Wednesday, May 22, 2013

this kid (favorites, volume 5ish?)

My Jo-friend. She's been such a gem lately. Alright I kind of have always thought she was, but you know, she's had her moments. The Mariah ones. Lately though, gosh dangit, she has just been doing me in - in the best of ways. So here we go: here are some of my favorites about this girl of mine. If you are so super bored, the rest of them are labeled under "favorites" in the right hand column.

First mention has got to be her talking progress. It's slow-going in the technical sense; that is to say, the real words are relatively few. Her earnestness, though, and her belief that she's totally conveying her meaning like a boss: it's pretty great. We've gotten a few phrases strung together, and we've acquired a couple of two syllable treasures, but basics be our bread-and-butter right now.

A couple of the good ones:
"bye poo'! (pool)" or "bye beats! (beach)" - because she's been seeing A LOT of those two lately.

(in response to "Jordan do you want to go see Mimi?" <---that's what she calls my mom): "YAH. MEEM." *really emphatically and dead seriously*
"wahgopoo'" = pretty sure this is "I want to go in the pool." Sean and I both heard this, and agreed upon its meaning, with the aid of emphatic gesticulation in a poolwardly direction on the part of the girl
"beenty" = binky
"meattttt" = yeah, just meat. This is Sean's contribution to her vocabulary
"howch" = house
"doo, figh, eigh, doo, free, ...... *you do the rest, Mom*" = counting to ten

She has a few hefty handfuls of other words, but those are the goldies.
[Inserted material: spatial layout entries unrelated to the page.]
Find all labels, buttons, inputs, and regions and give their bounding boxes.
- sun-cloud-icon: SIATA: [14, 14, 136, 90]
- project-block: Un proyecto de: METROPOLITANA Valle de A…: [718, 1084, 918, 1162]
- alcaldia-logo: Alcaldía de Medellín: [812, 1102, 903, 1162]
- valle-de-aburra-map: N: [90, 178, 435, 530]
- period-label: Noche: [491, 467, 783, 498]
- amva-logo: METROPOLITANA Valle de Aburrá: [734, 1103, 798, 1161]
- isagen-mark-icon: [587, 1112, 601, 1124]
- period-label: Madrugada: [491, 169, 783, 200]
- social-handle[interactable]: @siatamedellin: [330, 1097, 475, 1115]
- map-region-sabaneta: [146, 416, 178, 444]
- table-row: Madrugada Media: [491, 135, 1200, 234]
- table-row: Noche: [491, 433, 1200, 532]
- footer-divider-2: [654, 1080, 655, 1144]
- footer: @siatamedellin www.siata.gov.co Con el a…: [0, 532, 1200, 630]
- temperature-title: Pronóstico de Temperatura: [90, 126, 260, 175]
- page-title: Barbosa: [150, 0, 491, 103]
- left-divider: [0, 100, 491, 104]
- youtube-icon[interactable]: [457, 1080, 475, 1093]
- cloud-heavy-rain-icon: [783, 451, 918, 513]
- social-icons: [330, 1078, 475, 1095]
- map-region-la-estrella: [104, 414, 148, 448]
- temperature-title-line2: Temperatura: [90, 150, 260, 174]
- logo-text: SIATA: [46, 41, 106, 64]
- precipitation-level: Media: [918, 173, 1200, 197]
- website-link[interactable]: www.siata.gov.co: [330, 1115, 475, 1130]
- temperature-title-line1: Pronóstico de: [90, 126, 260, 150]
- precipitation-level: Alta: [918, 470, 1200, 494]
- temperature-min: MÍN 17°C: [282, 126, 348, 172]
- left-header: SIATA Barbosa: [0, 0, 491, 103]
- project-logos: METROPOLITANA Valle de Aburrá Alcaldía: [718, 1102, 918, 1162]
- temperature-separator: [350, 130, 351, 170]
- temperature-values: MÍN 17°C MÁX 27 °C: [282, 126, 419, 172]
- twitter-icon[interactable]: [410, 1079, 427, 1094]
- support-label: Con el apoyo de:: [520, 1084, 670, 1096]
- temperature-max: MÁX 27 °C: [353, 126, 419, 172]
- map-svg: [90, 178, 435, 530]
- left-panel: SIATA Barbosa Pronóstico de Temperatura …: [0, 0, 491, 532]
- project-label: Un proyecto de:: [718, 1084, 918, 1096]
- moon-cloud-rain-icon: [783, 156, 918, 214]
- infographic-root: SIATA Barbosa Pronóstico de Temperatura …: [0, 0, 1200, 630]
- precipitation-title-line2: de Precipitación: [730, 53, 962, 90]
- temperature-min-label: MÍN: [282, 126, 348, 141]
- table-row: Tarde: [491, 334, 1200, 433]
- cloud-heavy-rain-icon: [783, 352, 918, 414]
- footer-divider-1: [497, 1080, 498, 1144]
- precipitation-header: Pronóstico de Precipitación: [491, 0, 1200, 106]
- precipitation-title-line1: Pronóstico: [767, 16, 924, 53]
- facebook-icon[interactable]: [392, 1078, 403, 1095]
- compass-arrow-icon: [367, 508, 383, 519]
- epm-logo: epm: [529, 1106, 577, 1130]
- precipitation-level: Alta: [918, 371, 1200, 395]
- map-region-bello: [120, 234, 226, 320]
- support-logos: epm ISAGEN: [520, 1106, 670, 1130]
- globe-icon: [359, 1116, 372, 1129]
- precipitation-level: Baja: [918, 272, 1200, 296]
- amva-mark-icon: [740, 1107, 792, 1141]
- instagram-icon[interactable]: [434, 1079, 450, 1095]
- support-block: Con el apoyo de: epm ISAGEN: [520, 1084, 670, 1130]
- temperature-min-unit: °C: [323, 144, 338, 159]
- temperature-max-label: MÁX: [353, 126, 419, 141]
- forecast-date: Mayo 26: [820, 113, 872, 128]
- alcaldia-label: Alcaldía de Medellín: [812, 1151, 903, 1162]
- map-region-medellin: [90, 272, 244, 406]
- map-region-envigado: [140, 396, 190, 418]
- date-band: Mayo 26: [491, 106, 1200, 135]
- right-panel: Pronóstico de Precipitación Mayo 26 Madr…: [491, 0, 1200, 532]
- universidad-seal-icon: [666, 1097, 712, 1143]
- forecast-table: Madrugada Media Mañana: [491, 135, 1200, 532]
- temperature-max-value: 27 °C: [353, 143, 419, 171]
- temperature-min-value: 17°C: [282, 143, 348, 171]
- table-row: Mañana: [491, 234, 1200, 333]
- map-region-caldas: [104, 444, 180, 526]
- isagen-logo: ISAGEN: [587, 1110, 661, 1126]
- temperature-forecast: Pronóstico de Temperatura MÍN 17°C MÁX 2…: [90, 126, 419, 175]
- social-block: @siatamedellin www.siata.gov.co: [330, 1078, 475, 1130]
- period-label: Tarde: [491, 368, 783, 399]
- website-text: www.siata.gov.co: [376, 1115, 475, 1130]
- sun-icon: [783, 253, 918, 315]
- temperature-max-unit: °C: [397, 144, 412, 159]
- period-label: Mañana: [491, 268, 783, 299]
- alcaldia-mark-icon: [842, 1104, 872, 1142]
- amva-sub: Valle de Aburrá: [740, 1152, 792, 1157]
Jordan's taken to pointing to my belly, regardless of surroundings, and announcing "baby." Yes, that's true. She then sizes up her own belly, rubs it, and again advertises "baby." I guess I can understand the confusion...

the sultan of solid

Recent development: foreign and/or louder-than-normal noises have been FREAKING her out. If she hears the bell outside her window from the school down the street from us, she takes a flying leap into my arms with the most pathetically panic-stricken adorable face. It kinda breaks my heart. Lawnmowers, RC cars (compliments of the park), honking cars, the blender, the garbage disposal - they all earn the same melodramatic reaction. The other day Sean was changing Jordan's diaper in her room, and he called to me in the living room, and his raised voice scared the crap out of her. Thankfully not literally, because that would have been a real waste of a new diaper. So I'm not sure if this is just fallout from her super-cling status she's been sporting the last couple months, but the hugs have gotten much tighter, is all I know.

Books - finally!! Jordan has never never never I-won't-grow-up ever wanted to sit through a story. And I was so excited for this part when I was pregnant with her! All the ladies at my baby shower were encouraged to bring a book as part of their gift, so that we would have a healthy, hearty library - and we do! But no. Not my child. Books are boring. Finally though, here we are at nearly two years of ripe old age, and Jordan is obsessed with Chicka Chicka Boom Boom. (She calls it "booboom.") I got that saga straight memorized. Hey, I'll take it. If it means she's actually sitting through a story without turning all the pages to the end and throwing it aside like it's bound for Goodwill, I'm okay with reading that dirge til my dying day.

not plugged into anything. she just like putting things in her ears. (e.g.: flower in the ear, not behind the ear)

I have to tell you one more. I'm sorry, I know. I'm getting all mommy-blog on you and it's not okay...
My mom taught Jordan...well, essentially how to make out. When I was little, my mom and my aunt would get on either side of my cheeks (or any of my other sibling's cheeks) and go "mmmmmmwwwuuuuaaaahhh" for like 5-8 seconds. It was quite an ordeal. It would go on for minutes because they would do it over and over. My family is really affectionate? Point is: my mom does this to Jordan, and now Jordan does it to everyone on the lips. Oh but the best part, she puts each of her hands on each of your cheeks. It. is. awesome. You're probably like "ew" right now but let me tell you, when you get kissed by a 21-month-old like a total pro, it is about the most hysterical/disconcerting thing ever.

That's the round-up. Oh wait, and since it's summery now, Jordan is solely sans clothing in the apartment. That's definitely a favorite. NAKED BABIES.


  1. I can totally see your mom smooching you guys when you were little. Lucky Jordan!!!

    If she is sensitive to noise, just wait until her little brother arrives on the scene.

  2. To be fair to Jordan, I'm 26-years-old and easily spooked too.

    My dog, Belle, and my parents' dogs were scared of the noise of the vacuum, so we grabbed the hose and started vacuuming their furry, little bodies. They LOVE it. Now they run over in anticipation to anyone who turns on the vacuum! I mean, I know I'm not a child expert or anything, but maybe you could try that with Jordan? Babies and dogs are very similar, right?? I hope so because it's really convenient to just open up the door to our backyard, point, and tell Belle to "go potty."